IL PROGRESSIVE affonda le sue radici nella corrente Rock Psichedelica, specialmente quella inglese. Si sviluppa all’incirca a partire dagli anni Settanta e aveva come obiettivo principale quello di creare arte con la musica – trasformare il rock da intrattenimento in rock impegnato (non-politicamente), estetico e colto.

E’ molto difficile definire cosa sia il Prog e dove siano i suoi confini, ma alcuni elementi caratteristici possono essere: arrangiamenti e intrecci complessi; rivoluzione della “forma” della canzone; influenze che vanno dall’etnico alla musica classica, al jazz e allo sperimentale; uso di strumenti particolari come moog e mellotron; durata dei brani molto superiore rispetto ai canoni della musica popolare; tempi bizzarri; uso di synth; toni epici e lirici di grande ambizione; tematiche complesse, filosofiche, futuriste.

Proviamo dunque a tracciare un ipotetico sentiero dei sogni attraverso i momenti d’oro di questo genere… non necessariamente in ordine cronologico, visto che il tempo è una dimensione puramente umana… Includere tutti gli artisti che hanno dato il loro contributo all’elevazione spirituale della musica non è possibile, anche per ragioni di spazio naturalmente, ma farò del mio meglio.

– LE ORIGINI: Possiamo rilevare elementi di proto-prog persino nei Beatles degli ultimi anni Sessanta, ma sicuramente le pietre miliari più antiche sono gettate dai King Crimson, pionieri del genere, tanto camaleontici quanto raffinati e sperimentatori.

1970-1980: Dopo In The Court Of The Crimson King, il prog esplode e si dipana attraverso i successivi capolavori quali Lizard e Island, con i quali l’art-rock giunge al pieno riconoscimento. Abbiamo poi i Genesis pre-anni Ottanta di Peter Gabriel, capaci di stupire se confrontati con i Genesis che siamo abituati a sentire nel mainstream.

Citiamo poi gli Emerson Lake and Palmer con la loro miscela di rock, jazz e classica, i “barocchi” Yes, l’eclettico folk-blues dei Jethro Tull (“Aqualung”) e i tecnicissimi Gentle Giant. Alcuni conosciuti al grande pubblico dell’epoca, altri meno. La profondità di questa corrente la sentiamo anche in nomi non proprio conosciutissimi come Camel, Caravan, Van der Graaf Generator, Soft Machine, gli italiani Perigeo. I Queen, sebbene catalogati come band hard-rock o glam, ci hanno regalato alcune perle che io inscriverei volentieri in una ipotetica Hall of Fame del prog: Innuendo prima di tutto.
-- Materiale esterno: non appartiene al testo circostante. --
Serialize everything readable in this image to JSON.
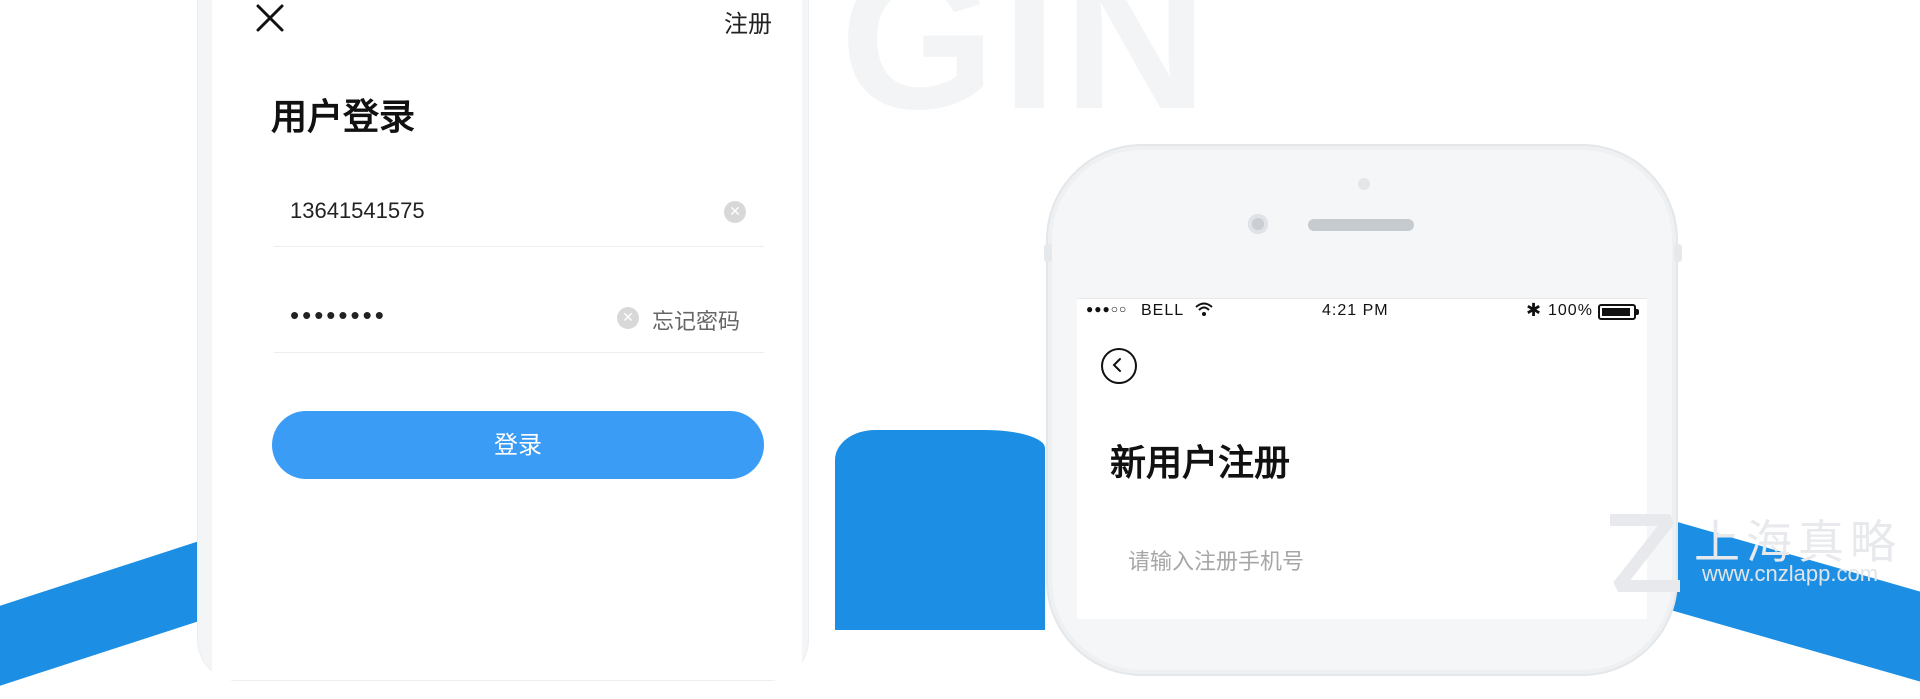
{
  "background": {
    "watermark_text": "GIN",
    "accent_color": "#1c8fe4"
  },
  "login_screen": {
    "close_icon": "close-icon",
    "register_link": "注册",
    "title": "用户登录",
    "phone_value": "13641541575",
    "password_value": "••••••••",
    "clear_icon": "clear-circle-icon",
    "forgot_link": "忘记密码",
    "login_button": "登录",
    "button_color": "#3b9cf6"
  },
  "register_screen": {
    "status_bar": {
      "signal": "●●●○○",
      "carrier": "BELL",
      "wifi_icon": "wifi-icon",
      "time": "4:21 PM",
      "bluetooth_icon": "✱",
      "battery_percent": "100%"
    },
    "back_icon": "back-icon",
    "title": "新用户注册",
    "phone_placeholder": "请输入注册手机号"
  },
  "watermark": {
    "brand": "上海真略",
    "url": "www.cnzlapp.com"
  }
}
… E, immancabile, la psichedelia stralunata, pessimista ma anche colta dei maestri assoluti – i Pink Floyd, che interpretano il progressive in maniera più semplice e diretta al pubblico, spronandoci comunque all’avanguardia. Meriterebbero un discorso a parte, secondo me:

Rispettivamente in Francia e Germania nascono invece Zeuhl e il Krautrock, generi sperimentali che influenzeranno molto la musica new-age e ambient (vedi Magma, Faust, Tangerine Dream). Elementi di progressive sono però riscontrabili anche in gruppi post-70, specie in ambito elettronico e sperimentale.
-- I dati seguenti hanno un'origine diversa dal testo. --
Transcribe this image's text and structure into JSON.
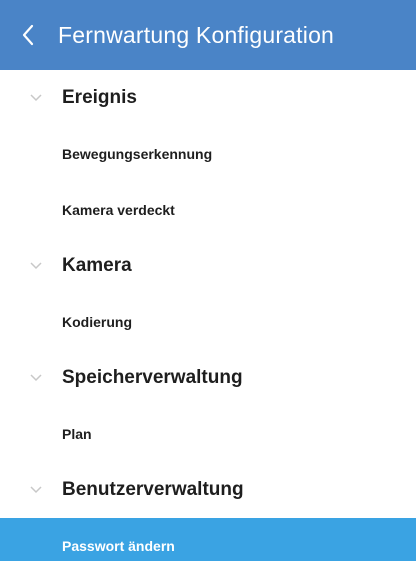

– LA SCENA ITALIANA: Seconda solo a quella inglese, la scena italiana è caratterizzata soprattutto da un tipo di prog-rock più sinfonico e romantico, influenzato dallo stile britannico e a volte anche più tecnico e riflessivo. Spiccano qui, oltre alla Premiata Forneria Marconi che ha riscosso un grande successo anche negli USA, nomi come la Locanda delle Fate, Biglietto per l’Inferno, Banco del Mutuo Soccorso, Le Orme, New Trolls, Picchio dal Pozzo, Alphataurus.

Ma c’è di più. Spesso ricordate solo dagli appassionati del genere, troviamo poi correnti ancora più oscure e “acide”, se possibile (acid-prog, appunto) che mescolano eredità classiche a intuizioni più dure e sofisticate, talvolta inquietanti, come il Balletto di Bronzo, Abiogenesi, Campo di Marte, Pholas Dactylus

… E non è finita qui, naturalmente. In questo breve excursus vi ho parlato di alcune delle cariatidi del Rock, ma ci sono tanti giovani talenti d’oggi che continuano, e continueranno ancora ad essere influenzati dallo straordinario, chimico, fantasmagorico viaggio siderale che è il Progressive. Sono nati nuovi generi, ma la tecnica e l’amore sono quelli di una volta. Non vi resta che farvi un giro d’ascolto (e per chi volesse approfondire, ecco uno dei migliori archivi Web qui), per allietarvi l’orecchio e regolare lo spirito sulle frequenze del Cosmo.

Ora scusatemi, vado a rivedere il programma del mio esame di psicanalisi incombente insieme ai Novalis. Ave.